Pair Corralation between BCE and InPlay Oil

Assuming the 90 days trading horizon BCE Inc Pref is expected to generate 0.28 times more return on investment than InPlay Oil. However, BCE Inc Pref is 3.52 times less risky than InPlay Oil. It trades about 0.04 of its potential returns per unit of risk. InPlay Oil Corp is currently generating about -0.1 per unit of risk. If you would invest  1,745  in BCE Inc Pref on November 2, 2024 and sell it today you would earn a total of  43.00  from holding BCE Inc Pref or generate 2.46% return on investment over 90 days.
Time Period3 Months [change]
DirectionMoves Against 
StrengthInsignificant
Accuracy99.05%
ValuesDaily Returns

BCE Inc Pref  vs.  InPlay Oil Corp

 Performance 
       Timeline  
BCE Inc Pref 

Risk-Adjusted Performance

16 of 100

 
Weak
 
Strong
Solid
Compared to the overall equity markets, risk-adjusted returns on investments in BCE Inc Pref are ranked lower than 16 (%) of all global equities and portfolios over the last 90 days. Despite somewhat abnormal technical and fundamental indicators, BCE may actually be approaching a critical reversion point that can send shares even higher in March 2025.
InPlay Oil Corp 

Risk-Adjusted Performance

0 of 100

 
Weak
 
Strong
Very Weak
Over the last 90 days InPlay Oil Corp has generated negative risk-adjusted returns adding no value to investors with long positions. In spite of latest unfluctuating performance, the Stock's basic indicators remain healthy and the recent disarray on Wall Street may also be a sign of long period gains for the firm investors.

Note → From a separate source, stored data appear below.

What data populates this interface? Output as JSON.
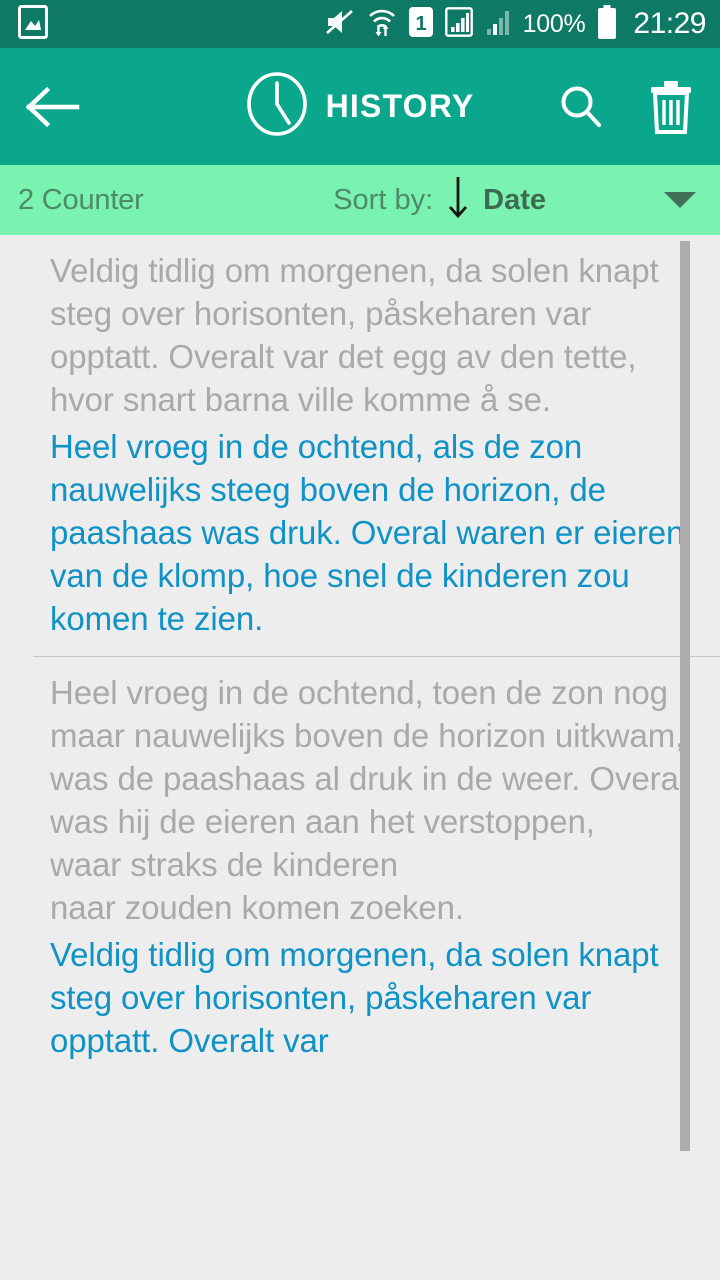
{
  "status_bar": {
    "icons": [
      "gallery-icon",
      "sound-muted-icon",
      "wifi-transfer-icon",
      "sim-1-icon",
      "signal-bars-1-icon",
      "signal-bars-2-icon"
    ],
    "battery_percent": "100%",
    "battery_icon": "battery-full-icon",
    "clock": "21:29",
    "background": "#0e7a66"
  },
  "app_bar": {
    "back_icon": "back-arrow-icon",
    "title_icon": "clock-icon",
    "title": "HISTORY",
    "search_icon": "search-icon",
    "delete_icon": "trash-icon",
    "background": "#0aa78c"
  },
  "sort_bar": {
    "counter": "2 Counter",
    "sort_by_label": "Sort by:",
    "sort_direction_icon": "arrow-down-icon",
    "sort_value": "Date",
    "dropdown_icon": "chevron-down-icon",
    "background": "#7af2b0"
  },
  "colors": {
    "source_text": "#a9a9a9",
    "target_text": "#0f92c6",
    "list_background": "#ededed",
    "divider": "#c6c6c6",
    "scrollbar": "#adadad"
  },
  "history": {
    "items": [
      {
        "source": "Veldig tidlig om morgenen, da solen knapt steg over horisonten, påskeharen var opptatt. Overalt var det egg av den tette, hvor snart barna ville komme å se.",
        "target": "Heel vroeg in de ochtend, als de zon nauwelijks steeg boven de horizon, de paashaas was druk. Overal waren er eieren van de klomp, hoe snel de kinderen zou komen te zien."
      },
      {
        "source": "Heel vroeg in de ochtend, toen de zon nog maar nauwelijks boven de horizon uitkwam, was de paashaas al druk in de weer. Overal was hij de eieren aan het verstoppen,\nwaar straks de kinderen\nnaar zouden komen zoeken.",
        "target": "Veldig tidlig om morgenen, da solen knapt steg over horisonten, påskeharen var opptatt. Overalt var"
      }
    ]
  }
}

BCE and InPlay Oil Volatility Contrast

   Predicted Return Density   
       Returns  

Pair Trading with BCE and InPlay Oil

The main advantage of trading using opposite BCE and InPlay Oil positions is that it hedges away some unsystematic risk. Because of two separate transactions, even if BCE position performs unexpectedly, InPlay Oil can make up some of the losses. Pair trading also minimizes risk from directional movements in the market. For example, if an entire industry or sector drops because of unexpected headlines, the short position in InPlay Oil will offset losses from the drop in InPlay Oil's long position.
The idea behind BCE Inc Pref and InPlay Oil Corp pairs trading is to make the combined position market-neutral, meaning the overall market's direction will not affect its win or loss (or potential downside or upside). This can be achieved by designing a pairs trade with two highly correlated stocks or equities that operate in a similar space or sector, making it possible to obtain profits through simple and relatively low-risk investment.
Check out your portfolio center.
Note that this page's information should be used as a complementary analysis to find the right mix of equity instruments to add to your existing portfolios or create a brand new portfolio. You can also try the Transaction History module to view history of all your transactions and understand their impact on performance.